The dead parts of plants might look a mess, but they slow wind speed and quickly drain rain, which leaves vital shelter for hibernating insects. Ladybirds, earwigs and lacewings are all beneficial insects, and they need somewhere safe to spend the winter, finding homes in tiny crevices in the plants. Caterpillars will glue their chrysalides to stems.
Ivy makes a great plant for wildlife, although many gardeners do not like it. Mature ivy makes a very dry home for a number of insects, including butterfly pupae. In summer it provides homes for adult butterflies, and birds can nest in it.
Seed heads can feed hungry birds all winter. Teasel seeds will still be eaten by finches in March. Mice will also eat fallen seeds; they do not hibernate but they do go into torpor, thus saving energy. Further up the food chain, mice make good meals for owls, foxes, weasels and stoats.
Ground beetles tend to colonise woodpiles, but they will make use of any woody stems that have been left lying around after pruning. They kill slugs and vine weevils. They will overwinter2 as both grubs and adults. Newts and toads will also find them useful larder-fodder. If the pile is big enough, slow-worms and hedgehogs will hibernate there, too.
Leaf Litter
Thick layers of leaf mould and other debris keep the rain from compacting the soil, and allow the mini-beasts to make humus-rich soil even in the winter.

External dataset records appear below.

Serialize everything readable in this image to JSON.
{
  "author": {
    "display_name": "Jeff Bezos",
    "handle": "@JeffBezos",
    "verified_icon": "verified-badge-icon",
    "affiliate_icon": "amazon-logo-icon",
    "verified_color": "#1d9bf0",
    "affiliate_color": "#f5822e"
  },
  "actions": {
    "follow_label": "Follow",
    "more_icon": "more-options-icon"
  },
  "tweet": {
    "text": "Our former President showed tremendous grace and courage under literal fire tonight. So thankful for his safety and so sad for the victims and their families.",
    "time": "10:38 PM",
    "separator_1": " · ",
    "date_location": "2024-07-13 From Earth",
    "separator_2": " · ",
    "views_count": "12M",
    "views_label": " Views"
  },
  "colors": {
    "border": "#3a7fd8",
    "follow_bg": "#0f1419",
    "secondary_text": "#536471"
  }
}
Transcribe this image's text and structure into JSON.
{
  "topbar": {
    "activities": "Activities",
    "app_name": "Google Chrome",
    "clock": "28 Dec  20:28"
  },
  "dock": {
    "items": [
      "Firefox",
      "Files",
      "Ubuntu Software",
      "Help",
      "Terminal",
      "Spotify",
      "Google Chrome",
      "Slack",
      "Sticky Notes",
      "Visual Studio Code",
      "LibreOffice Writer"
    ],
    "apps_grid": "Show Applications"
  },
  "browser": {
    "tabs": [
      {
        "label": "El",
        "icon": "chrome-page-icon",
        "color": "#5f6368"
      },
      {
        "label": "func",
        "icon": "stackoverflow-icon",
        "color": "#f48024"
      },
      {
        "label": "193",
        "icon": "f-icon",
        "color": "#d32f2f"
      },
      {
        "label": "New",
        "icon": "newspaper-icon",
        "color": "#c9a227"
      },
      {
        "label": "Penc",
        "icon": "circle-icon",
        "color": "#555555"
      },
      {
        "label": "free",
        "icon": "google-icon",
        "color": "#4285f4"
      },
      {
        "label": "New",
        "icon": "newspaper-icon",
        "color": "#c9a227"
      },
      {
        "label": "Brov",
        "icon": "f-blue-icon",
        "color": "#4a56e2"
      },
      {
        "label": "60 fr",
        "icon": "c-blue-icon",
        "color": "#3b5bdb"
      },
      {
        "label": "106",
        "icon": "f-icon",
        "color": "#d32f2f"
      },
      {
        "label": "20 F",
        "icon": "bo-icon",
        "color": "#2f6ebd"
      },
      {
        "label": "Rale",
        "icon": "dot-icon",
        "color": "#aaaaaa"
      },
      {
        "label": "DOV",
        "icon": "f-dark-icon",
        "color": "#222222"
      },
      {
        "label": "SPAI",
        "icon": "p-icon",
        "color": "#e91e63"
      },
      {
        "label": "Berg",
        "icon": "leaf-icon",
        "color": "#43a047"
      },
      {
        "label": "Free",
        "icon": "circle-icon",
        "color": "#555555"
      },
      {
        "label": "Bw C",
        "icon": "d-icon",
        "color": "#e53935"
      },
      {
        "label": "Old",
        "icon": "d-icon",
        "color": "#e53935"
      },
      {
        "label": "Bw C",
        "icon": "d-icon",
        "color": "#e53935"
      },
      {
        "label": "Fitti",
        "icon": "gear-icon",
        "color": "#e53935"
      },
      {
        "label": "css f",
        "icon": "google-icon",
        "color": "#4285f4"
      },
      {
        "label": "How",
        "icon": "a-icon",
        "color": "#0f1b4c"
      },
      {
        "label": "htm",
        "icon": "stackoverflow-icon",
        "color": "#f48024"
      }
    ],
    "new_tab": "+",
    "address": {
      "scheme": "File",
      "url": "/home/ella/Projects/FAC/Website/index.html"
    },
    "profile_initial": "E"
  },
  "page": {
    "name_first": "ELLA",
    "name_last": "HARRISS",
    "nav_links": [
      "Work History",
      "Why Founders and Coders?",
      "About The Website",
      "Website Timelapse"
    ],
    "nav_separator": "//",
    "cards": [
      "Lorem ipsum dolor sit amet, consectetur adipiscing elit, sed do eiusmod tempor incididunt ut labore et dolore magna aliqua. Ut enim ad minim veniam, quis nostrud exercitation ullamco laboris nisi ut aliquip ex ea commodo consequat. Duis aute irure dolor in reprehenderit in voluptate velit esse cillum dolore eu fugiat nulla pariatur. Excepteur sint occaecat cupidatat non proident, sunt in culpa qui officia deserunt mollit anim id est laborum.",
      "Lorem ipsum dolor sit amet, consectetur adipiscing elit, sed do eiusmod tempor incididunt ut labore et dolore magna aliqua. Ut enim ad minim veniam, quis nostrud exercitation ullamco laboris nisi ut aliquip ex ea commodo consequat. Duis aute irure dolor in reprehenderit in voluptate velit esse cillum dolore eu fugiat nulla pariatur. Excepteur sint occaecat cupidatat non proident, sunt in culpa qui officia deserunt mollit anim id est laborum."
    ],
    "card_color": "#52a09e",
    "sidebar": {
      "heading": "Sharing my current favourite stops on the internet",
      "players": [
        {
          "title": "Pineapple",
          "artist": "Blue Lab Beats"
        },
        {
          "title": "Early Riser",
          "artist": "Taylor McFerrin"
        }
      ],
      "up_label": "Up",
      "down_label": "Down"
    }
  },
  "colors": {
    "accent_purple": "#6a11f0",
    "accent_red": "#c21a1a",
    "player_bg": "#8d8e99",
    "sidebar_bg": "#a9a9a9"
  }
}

Small mammals and insects will use it as shelter while foraging for food.
Finally
They might not look like much, but does it really hurt to leave a few weeds in the border over winter? They provide shelter and food and, as long as you catch them just before they burst into growth in spring, they don't really cause your plants a problem.
Don't forget to start clearing the beds in early spring. The sun needs to get to the new growth on your plants, and most hibernating creatures will have woken up by the time your plants have.
It's not just the wildlife that will benefit from this - you, the gardener, will too. In a season when there is not much to look at in gardens, this winter border gives structure to the garden, and looks good in frost and snow.